Radio City is aired in Delhi, Bangalore, Mumbai and Lucknow.

Music Broadcast Private Limited (MBPL), the Ispat Group company which holds the licence to run Radio City, has also approached Bombay High Court seeking an order to restrain the government from suspending or revoking its FM radio licence.

MBPL’s reply to the ministry’s notice issued on August 12 was being examined today. The company complained that the public questioning of it was bad for its business.

Information and broadcasting ministry sources said they were not satisfied with the company’s response to questions on its arrangements with Digiwave, a subsidiary of STAR India Private Limited which was the exclusive content provider to MBPL. “They need to tell us more on their relationship with Digiwave,” the sources said.

But Radio City has resented this line of questioning. Outsourcing was a commercial arrangement that it had worked out, the company said.
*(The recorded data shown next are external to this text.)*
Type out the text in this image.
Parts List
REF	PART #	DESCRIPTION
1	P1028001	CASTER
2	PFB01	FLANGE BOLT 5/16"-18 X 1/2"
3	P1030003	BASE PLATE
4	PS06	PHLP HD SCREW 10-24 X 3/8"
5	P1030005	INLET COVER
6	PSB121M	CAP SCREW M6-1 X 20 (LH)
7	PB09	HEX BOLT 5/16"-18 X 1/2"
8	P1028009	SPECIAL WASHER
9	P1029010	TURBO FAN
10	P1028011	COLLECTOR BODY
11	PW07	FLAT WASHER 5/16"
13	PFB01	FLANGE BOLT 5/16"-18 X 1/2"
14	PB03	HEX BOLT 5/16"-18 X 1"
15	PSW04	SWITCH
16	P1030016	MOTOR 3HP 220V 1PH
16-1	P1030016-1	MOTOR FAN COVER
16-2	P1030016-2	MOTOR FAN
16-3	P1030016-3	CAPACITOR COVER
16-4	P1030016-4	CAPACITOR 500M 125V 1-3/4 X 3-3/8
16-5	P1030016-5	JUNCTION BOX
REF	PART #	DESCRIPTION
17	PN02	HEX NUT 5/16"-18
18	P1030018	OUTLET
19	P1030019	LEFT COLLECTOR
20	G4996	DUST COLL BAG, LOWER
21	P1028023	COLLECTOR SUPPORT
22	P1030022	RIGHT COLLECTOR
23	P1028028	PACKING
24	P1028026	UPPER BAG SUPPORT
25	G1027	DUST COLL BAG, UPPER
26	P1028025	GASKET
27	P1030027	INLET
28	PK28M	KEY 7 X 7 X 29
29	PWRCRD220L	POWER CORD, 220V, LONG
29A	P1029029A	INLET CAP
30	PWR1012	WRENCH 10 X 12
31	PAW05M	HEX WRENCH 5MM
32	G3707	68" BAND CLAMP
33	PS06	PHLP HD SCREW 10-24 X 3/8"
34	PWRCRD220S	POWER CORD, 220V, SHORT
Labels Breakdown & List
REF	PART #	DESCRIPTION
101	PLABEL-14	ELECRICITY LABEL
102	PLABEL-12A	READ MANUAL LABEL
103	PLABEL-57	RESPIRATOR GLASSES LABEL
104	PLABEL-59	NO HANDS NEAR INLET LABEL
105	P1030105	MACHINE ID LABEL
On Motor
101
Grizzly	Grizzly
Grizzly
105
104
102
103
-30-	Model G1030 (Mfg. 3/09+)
Outsourcing was also not prohibited in the guidelines on FM radio licensing, it was pointed out.

The company also responded to the government’s query on its “high debt equity ration” by stating that this was a normal practice for greenfield ventures.

Information and broadcasting minister Ravi Shankar Prasad ordered a probe into Radio City’s right to hold an FM licence after the Indian Media Group, a media industry body, petitioned the government.

The probe into STAR’s eligibility to promote the radio channel was on the lines of the inquisition by the ministry into Media Content and Communication Services (MCCS) that has applied for an uplink licence for TV news.

The important difference is that while the probe into MCCS was carried out even as the government was framing its policy on foreign investment in TV news companies, the questioning of Radio City began after the FM channel was up and running.